Five DICOM libraries exist for the BEAM. Only three are published to Hex.pm.

| Feature | **dicom** | dicom\_ex 0.3.0 | ex\_dicom 0.2.0 | DCMfx 0.43.0 | WolfPACS |
|---------|-----------|-----------------|-----------------|--------------|----------|
| **Language** | Elixir | Elixir | Elixir | Gleam + Rust | Erlang |
| **License** | MIT | Apache-2.0 | MIT | AGPL-3.0 | AGPL-3.0 |
| **On Hex.pm** | Yes | Yes | Yes | No (git only) | No (git only) |
| **Runtime deps** | 0 | 0 | 0 | 6 | 2 |
| **P10 parse** | Yes | Yes | Yes | Yes | Basic |
| **P10 write** | Yes | Yes | No | Yes | No |
| **Transfer syntaxes** | 62 (49 active + 13 retired) | 3 | 3 | 47 | 3 |
| **Sequences (SQ)** | Yes | Yes | Yes | Yes | Yes |
| **Tag dictionary** | 5,035 tags | 5,249 tags | None | 13,689 tags | None |
| **UID generation** | Yes | Yes | No | No | No |
| **UID validation** | Yes | No | No | No | No |
| **File Meta validation** | Yes | Partial | Partial | Yes | Yes |
| **Character sets** | ISO 8859-{1..9}, JIS X 0201, UTF-8 | No | No | Full (CJK, GB18030) | No |
| **Value decoding** | Yes (36 VRs) | Yes | Basic | Yes | Yes (25 VRs) |
| **Streaming parser** | Yes | No | No | Yes | No |
| **DIMSE networking** | No | C-ECHO/C-FIND/C-STORE | No | No | C-ECHO/C-STORE |
| **DICOM JSON** | Yes (PS3.18 F.2) | No | No | Yes | No |
| **Anonymization** | Yes (PS3.15 Basic Profile) | No | No | Yes | No |
| **Pixel data frames** | Yes (native + encapsulated) | No | No | Yes | No |
| **Test suite** | 621 tests, 91%+ cov | Unknown | 1 test file | 39 test files | 80+ tests |
| **CI** | Passing | None | None | Failing | Failing |
| **Docs** | HexDocs + @moduledoc | HexDocs | HexDocs | Dedicated site | Project site |
| **Production-ready** | Yes | Explicitly no | No | Yes (if AGPL ok) | Alpha |
| **Gleam toolchain** | Not required | Not required | Not required | Required | Not required |

**dicom** is the most complete pure-Elixir DICOM library: zero dependencies,
streaming + read + write, DICOM JSON, anonymization, pixel data extraction,
62 transfer syntaxes, and MIT-licensed. DCMfx has a larger tag dictionary
and full CJK character set support but requires the Gleam toolchain, carries
AGPL-3.0 licensing, and is not published to Hex.pm. For DIMSE networking,
`dicom_ex` provides C-ECHO/C-FIND/C-STORE SCP support.

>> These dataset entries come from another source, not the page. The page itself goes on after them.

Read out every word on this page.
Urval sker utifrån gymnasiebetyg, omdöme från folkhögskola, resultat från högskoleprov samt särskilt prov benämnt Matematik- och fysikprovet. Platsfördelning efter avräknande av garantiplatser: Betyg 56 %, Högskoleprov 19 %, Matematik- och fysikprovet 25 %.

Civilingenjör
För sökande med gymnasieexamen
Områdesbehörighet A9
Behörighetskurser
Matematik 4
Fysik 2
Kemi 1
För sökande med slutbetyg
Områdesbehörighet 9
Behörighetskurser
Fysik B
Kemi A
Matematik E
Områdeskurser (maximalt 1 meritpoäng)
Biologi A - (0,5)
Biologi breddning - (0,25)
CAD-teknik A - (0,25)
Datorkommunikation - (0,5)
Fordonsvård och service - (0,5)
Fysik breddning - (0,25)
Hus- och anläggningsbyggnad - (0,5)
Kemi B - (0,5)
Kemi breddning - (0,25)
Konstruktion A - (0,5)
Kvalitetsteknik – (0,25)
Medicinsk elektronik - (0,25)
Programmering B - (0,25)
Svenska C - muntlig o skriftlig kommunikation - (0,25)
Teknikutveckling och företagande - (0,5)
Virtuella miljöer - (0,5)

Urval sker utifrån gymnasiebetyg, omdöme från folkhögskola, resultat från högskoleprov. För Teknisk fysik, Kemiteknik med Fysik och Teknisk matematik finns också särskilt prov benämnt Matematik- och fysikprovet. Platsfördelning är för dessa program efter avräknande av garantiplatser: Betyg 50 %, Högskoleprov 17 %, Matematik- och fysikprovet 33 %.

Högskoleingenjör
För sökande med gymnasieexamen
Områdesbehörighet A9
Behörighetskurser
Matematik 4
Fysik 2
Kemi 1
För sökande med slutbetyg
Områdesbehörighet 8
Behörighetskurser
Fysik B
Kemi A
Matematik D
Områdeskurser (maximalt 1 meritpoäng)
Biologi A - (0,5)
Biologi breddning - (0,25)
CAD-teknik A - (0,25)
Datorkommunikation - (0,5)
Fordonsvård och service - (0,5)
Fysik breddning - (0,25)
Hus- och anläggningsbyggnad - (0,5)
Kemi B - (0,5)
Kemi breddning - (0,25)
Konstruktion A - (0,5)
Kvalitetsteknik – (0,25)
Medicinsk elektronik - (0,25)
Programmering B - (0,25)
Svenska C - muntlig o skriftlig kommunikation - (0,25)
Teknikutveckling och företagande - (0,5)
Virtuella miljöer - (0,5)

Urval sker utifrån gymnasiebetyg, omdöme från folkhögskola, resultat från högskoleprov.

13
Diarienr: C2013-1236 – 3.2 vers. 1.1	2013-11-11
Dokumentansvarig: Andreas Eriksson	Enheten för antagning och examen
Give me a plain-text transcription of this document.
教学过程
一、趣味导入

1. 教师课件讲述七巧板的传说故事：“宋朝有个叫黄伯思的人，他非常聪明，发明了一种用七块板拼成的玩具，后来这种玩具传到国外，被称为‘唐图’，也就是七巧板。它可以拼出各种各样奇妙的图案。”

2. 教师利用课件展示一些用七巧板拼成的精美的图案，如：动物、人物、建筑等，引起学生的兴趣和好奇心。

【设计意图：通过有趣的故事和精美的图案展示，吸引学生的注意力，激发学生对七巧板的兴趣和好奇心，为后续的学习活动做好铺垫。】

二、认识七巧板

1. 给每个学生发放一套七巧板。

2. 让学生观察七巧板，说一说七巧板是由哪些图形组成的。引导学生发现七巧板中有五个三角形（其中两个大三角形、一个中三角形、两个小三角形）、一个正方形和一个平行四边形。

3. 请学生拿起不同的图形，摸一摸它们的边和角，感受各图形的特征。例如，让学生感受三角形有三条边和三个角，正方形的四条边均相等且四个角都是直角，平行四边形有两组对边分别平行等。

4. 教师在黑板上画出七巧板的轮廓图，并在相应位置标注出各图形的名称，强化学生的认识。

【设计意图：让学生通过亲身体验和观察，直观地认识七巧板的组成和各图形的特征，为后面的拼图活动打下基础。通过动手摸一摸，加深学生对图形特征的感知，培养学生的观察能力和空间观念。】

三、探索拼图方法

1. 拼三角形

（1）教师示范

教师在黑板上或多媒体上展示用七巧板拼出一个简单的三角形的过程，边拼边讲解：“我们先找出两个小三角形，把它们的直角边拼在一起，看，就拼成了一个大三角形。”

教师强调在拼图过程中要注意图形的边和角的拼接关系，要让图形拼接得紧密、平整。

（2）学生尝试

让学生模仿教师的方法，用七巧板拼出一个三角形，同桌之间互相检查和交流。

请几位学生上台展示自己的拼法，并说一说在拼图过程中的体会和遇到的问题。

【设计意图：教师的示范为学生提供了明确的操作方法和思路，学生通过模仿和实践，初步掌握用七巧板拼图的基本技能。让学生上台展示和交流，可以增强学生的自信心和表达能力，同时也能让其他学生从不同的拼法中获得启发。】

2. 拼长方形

## AI-Assisted Development

This project welcomes AI-assisted contributions. See [AGENTS.md](AGENTS.md)
for instructions that AI coding assistants can use to work with this codebase,
and [CONTRIBUTING.md](CONTRIBUTING.md) for our AI contribution policy.

## Contributing

Contributions are welcome. Please read our [Contributing Guide](CONTRIBUTING.md)
and [Code of Conduct](CODE_OF_CONDUCT.md) before opening a PR.

## License

MIT -- see [LICENSE](LICENSE) for details.